Well, guess what? According to the Seattle Times, a report released yesterday by the Seattle Police Department reveals that Warsame’s death was an accident.

warsame1

Here’s what happened: The 16-year-old Seattle Central College student had gone to a schoolmate’s tiny apartment to work on a project on homelessness, according to the report.

Video surveillance shows the teen and his 21-year-old classmate entering the building around 2:30 p.m. The two went to the older student’s sixth-floor apartment, where police later saw what appeared to be legally purchased marijuana and a bong, the report says. Warsame told his schoolmate he had never smoked marijuana and would like to try it, and the two smoked together, according to the report.

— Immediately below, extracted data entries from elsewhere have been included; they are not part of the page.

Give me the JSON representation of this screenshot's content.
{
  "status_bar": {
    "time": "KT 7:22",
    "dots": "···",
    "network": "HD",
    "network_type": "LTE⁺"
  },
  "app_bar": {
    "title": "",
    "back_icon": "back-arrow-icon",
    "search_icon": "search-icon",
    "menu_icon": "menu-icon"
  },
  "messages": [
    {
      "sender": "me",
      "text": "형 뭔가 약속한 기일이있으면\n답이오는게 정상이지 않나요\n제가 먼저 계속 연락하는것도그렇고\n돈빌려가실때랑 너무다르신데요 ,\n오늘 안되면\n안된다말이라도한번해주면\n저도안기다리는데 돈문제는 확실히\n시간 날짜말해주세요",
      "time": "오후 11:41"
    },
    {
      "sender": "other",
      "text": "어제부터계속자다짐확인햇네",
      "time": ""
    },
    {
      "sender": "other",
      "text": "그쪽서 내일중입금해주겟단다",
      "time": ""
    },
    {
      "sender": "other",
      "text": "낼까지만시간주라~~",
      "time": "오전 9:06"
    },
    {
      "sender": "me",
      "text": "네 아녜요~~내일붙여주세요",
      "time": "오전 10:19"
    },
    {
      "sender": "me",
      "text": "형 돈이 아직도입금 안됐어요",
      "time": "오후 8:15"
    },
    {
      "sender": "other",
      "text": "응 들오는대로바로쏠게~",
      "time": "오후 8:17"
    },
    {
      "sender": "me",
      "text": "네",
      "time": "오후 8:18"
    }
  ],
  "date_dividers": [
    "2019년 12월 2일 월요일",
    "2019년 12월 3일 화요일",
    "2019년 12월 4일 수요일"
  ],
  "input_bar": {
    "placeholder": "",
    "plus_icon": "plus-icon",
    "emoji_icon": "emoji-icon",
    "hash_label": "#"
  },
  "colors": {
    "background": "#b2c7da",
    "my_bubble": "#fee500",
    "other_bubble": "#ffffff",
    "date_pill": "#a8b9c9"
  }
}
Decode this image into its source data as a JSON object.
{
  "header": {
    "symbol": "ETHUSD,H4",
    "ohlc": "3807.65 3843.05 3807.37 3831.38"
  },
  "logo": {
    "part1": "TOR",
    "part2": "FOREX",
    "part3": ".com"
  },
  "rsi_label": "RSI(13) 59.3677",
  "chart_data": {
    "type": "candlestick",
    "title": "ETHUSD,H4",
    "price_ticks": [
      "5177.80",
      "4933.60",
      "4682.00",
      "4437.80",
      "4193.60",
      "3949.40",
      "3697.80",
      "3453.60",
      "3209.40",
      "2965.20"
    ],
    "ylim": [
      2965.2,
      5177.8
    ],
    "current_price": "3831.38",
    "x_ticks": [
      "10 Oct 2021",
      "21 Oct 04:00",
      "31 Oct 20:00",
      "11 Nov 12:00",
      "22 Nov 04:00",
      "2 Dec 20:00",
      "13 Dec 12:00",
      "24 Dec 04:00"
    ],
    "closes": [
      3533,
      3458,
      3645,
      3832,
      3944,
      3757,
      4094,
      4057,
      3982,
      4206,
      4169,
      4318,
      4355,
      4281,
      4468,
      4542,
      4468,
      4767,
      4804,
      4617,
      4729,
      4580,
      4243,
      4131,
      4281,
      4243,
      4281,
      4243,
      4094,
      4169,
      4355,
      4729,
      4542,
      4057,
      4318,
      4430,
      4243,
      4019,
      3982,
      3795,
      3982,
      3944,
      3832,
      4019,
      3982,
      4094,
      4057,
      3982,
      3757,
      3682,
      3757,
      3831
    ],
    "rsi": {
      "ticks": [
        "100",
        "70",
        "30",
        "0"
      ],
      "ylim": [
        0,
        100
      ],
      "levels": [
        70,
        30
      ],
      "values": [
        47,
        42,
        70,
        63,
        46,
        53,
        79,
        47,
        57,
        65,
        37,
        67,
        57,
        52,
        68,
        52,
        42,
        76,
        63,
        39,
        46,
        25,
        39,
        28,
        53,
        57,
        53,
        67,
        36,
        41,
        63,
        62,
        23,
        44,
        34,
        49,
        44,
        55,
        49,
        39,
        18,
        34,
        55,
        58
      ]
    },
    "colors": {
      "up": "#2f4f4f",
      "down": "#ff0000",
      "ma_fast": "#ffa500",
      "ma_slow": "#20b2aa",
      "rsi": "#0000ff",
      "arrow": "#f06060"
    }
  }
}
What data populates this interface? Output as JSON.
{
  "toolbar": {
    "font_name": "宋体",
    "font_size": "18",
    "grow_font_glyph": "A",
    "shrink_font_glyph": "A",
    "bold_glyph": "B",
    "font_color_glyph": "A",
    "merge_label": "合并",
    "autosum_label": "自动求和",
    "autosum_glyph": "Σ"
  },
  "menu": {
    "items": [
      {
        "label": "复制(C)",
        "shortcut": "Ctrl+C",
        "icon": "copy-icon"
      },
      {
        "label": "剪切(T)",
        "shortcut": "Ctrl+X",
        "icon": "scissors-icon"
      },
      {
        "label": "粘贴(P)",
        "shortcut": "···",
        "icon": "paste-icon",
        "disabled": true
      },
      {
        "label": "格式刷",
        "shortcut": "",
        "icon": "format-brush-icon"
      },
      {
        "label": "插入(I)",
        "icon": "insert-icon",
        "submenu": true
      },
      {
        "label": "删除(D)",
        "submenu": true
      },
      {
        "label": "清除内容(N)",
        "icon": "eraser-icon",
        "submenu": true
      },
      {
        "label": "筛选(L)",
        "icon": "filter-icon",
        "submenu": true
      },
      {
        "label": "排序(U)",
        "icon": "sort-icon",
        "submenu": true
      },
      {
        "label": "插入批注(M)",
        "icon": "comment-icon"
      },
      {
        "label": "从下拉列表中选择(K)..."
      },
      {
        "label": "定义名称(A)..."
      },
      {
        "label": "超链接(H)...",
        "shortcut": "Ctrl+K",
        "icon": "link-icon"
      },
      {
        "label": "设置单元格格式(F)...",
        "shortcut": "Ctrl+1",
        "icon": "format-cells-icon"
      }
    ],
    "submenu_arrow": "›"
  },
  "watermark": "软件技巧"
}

A toxicology screen by the medical examiner found “relatively high levels” of tetrahydrocannabinol (THC), the main psychoactive constituent in marijuana, in Warsame’s system.

SJWs agitating before knowing all the facts

SJWs agitating before knowing all the facts

The older student told police he thought everything was fine and went to cook some food, but that Warsame then grew “frantic.” The teen then started talking in agitation about his religion and how he might have put himself in bad standing, and then said he “needed air,” police said. Warsame opened the door and was off the balcony before his schoolmate could react, the report says.

Almost immediately after news of Warsame’s death spread, rumors about an anti-Muslim assault began to circulate on social media. Seattle City Councilwoman Kshama Sawant joined the fray, calling for an investigation into the death.

On her blog, she wrote that anti-Muslim rhetoric had spiked after recent terrorist attacks in Paris and San Bernardino, Calif. “Some reports suggest he was beaten and thrown from the building in an Islamophobic attack by a fellow student,” she wrote.

Sawant asked why Muslims were being targeted and said, “We must come together as a community, united and clear that we will not stand for any threats or hate violence toward our Muslim brothers and sisters.”

According to Seattle police detectives, there was no sign of a struggle in the apartment of the 21-year-old. Police interviewed the neighbor in the apartment below, who told them she was usually able to hear some things that happened in the upstairs apartment quite well, even making out specific words. But she did not hear any fighting or struggling on the day Warsame died, according to the police report.

Police said the medical examiner concluded Warsame’s death was an accident after learning that an adjacent building, at 510 E. Thomas St., was only 11 feet away from the Summit Avenue building from which the teen plummeted. Police said Warsame was 1.5 feet short of reaching the other building’s roof.